A program that uses Marsyas to generate a PNG of an input audio file. The PNG can be either the waveform or the spectrogram of the audio file.
When generating a spectrogram, you can set both the window size and hop size that are used in calculating the FFT. The window size that you give is then used as the amount of data that the FFT is given, which means that the number of bins for the FFT will be half of the window size. Each bin of the FFT will be drawn in one pixel vertically, so if you use a window size of 512, the resulting PNG will be 256 pixels high.
The hop size for the spectrogram tells the program how much to overlap each FFT by. The width of the output PNG will thus depend on the length of the audio file and the hop size, with smaller hop sizes giving longer PNG images.

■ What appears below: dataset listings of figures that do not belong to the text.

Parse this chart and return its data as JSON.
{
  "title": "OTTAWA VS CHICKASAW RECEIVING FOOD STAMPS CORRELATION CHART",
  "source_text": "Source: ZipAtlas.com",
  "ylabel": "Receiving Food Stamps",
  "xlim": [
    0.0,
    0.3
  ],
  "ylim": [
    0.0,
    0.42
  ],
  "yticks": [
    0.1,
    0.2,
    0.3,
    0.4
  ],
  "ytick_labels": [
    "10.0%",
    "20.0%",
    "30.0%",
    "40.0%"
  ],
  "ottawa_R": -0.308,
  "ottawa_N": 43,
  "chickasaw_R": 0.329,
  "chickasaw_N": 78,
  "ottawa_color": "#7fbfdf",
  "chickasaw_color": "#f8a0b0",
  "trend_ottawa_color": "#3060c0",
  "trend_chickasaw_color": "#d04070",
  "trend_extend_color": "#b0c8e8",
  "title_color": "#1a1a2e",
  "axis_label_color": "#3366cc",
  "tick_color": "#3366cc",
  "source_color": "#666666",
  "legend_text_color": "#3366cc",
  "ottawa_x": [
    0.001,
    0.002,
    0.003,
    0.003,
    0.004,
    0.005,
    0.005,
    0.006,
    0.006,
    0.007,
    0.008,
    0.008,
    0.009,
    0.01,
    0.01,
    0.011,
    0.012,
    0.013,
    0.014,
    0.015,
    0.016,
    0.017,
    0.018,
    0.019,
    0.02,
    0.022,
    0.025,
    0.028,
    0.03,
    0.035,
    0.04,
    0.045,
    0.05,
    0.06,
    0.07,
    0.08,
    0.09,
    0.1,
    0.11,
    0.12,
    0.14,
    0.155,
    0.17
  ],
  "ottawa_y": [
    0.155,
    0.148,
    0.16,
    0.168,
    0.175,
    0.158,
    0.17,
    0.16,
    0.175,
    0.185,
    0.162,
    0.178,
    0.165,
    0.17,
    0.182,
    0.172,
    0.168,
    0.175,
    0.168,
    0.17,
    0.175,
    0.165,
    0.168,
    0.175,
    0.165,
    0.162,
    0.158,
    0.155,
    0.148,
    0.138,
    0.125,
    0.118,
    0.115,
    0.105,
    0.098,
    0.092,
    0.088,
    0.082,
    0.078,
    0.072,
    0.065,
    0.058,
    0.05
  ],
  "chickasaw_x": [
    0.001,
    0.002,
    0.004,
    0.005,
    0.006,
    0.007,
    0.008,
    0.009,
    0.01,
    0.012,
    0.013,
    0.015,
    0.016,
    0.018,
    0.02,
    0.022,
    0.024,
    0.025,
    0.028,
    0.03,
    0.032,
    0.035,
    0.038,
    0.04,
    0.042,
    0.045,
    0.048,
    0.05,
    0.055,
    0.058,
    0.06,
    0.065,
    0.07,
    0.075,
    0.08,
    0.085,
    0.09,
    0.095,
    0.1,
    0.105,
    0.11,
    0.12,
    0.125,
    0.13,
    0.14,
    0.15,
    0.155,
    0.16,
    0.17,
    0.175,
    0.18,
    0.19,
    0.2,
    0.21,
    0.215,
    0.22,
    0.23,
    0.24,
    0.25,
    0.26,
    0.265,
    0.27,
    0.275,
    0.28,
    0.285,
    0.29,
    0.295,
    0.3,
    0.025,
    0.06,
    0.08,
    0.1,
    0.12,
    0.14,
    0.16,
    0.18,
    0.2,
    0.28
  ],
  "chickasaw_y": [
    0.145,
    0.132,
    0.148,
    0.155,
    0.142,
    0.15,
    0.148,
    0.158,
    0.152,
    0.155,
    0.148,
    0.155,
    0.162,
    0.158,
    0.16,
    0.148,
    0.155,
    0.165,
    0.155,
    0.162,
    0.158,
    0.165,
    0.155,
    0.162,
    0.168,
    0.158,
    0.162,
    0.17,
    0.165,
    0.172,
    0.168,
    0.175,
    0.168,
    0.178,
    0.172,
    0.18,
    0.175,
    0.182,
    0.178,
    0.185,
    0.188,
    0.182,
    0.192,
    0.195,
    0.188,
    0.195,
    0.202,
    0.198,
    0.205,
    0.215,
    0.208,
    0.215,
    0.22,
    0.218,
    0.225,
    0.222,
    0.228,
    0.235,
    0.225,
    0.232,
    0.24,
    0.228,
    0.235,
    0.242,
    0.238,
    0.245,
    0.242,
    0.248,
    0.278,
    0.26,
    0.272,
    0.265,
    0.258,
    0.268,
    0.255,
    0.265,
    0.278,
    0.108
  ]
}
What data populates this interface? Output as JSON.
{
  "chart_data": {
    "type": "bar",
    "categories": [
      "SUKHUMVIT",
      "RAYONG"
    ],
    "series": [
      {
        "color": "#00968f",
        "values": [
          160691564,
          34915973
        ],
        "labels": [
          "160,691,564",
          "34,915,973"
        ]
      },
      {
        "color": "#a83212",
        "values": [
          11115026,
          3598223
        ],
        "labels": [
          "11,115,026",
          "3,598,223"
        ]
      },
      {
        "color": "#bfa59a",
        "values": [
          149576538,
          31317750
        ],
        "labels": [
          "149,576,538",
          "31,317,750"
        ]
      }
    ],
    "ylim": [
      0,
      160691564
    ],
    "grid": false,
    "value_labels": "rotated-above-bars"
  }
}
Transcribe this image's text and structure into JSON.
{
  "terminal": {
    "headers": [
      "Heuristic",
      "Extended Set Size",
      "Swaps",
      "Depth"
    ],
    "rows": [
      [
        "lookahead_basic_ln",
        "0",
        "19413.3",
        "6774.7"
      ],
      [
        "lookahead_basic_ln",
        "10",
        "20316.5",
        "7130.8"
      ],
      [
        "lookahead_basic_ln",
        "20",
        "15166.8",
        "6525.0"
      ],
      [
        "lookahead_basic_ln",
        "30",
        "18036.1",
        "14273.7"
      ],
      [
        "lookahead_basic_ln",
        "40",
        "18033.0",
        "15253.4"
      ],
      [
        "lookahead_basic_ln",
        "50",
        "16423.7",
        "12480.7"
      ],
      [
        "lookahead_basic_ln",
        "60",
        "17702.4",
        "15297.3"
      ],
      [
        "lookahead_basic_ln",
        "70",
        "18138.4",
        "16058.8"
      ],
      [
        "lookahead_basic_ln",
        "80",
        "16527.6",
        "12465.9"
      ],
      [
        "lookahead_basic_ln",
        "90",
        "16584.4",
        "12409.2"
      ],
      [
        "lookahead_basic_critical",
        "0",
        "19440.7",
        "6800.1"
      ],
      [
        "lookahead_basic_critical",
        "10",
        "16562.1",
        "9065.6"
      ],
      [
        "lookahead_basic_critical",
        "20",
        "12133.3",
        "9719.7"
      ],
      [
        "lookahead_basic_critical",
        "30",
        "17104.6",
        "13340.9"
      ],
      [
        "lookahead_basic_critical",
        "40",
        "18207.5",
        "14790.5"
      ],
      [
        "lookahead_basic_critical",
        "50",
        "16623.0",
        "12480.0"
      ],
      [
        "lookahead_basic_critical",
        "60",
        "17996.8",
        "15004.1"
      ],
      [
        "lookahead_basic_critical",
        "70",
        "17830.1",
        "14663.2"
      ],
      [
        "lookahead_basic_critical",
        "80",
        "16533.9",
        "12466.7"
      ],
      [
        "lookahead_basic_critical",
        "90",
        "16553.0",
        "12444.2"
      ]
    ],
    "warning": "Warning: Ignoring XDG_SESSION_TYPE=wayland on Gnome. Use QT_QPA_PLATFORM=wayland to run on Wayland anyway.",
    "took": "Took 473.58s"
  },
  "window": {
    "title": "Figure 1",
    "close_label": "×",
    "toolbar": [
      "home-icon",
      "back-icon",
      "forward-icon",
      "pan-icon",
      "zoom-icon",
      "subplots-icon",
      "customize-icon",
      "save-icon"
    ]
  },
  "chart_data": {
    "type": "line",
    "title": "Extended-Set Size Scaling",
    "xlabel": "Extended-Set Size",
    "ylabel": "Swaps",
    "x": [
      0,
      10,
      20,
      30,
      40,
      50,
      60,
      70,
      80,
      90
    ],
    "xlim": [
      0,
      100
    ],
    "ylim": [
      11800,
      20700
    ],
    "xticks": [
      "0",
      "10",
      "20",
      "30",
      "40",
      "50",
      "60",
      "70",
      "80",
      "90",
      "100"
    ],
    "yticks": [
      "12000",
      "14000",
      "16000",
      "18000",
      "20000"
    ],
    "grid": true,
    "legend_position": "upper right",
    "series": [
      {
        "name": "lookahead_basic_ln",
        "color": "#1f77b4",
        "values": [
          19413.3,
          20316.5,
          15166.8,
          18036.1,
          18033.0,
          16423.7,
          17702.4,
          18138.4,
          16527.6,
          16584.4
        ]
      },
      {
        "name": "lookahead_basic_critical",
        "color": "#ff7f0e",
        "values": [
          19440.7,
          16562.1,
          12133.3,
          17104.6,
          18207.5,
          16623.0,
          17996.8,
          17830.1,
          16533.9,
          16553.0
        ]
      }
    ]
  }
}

Below is shown an example of using sound2png to generate a spectrogram of an orca call. We use a window size of 1024 and a hop size of 1024. The maximum frequency is set to 8000Hz. A gain of 1.5 is used to make the spectrogram darker:
sound2png -m spectrogram A30.wav -ws 1024 -hs 1024 -mf 8000 -g 1.5 out.png
You can also you sound2png to generate pictures of the waveform of an audio file. For this, you use the -w option. An example of this is shown below:
sound2png -m waveform tiny.wav -ws 1 out.png
When generating pictures of waveforms, you can specify a window size. sound2png takes a chunk of data that is window size samples in length and calculates the maximum and minimum of this window. It then draws a bar from the minimum to the maximum value for each window. An example of this is shown below:
sound2png -m waveform small.wav -ws 100 out.png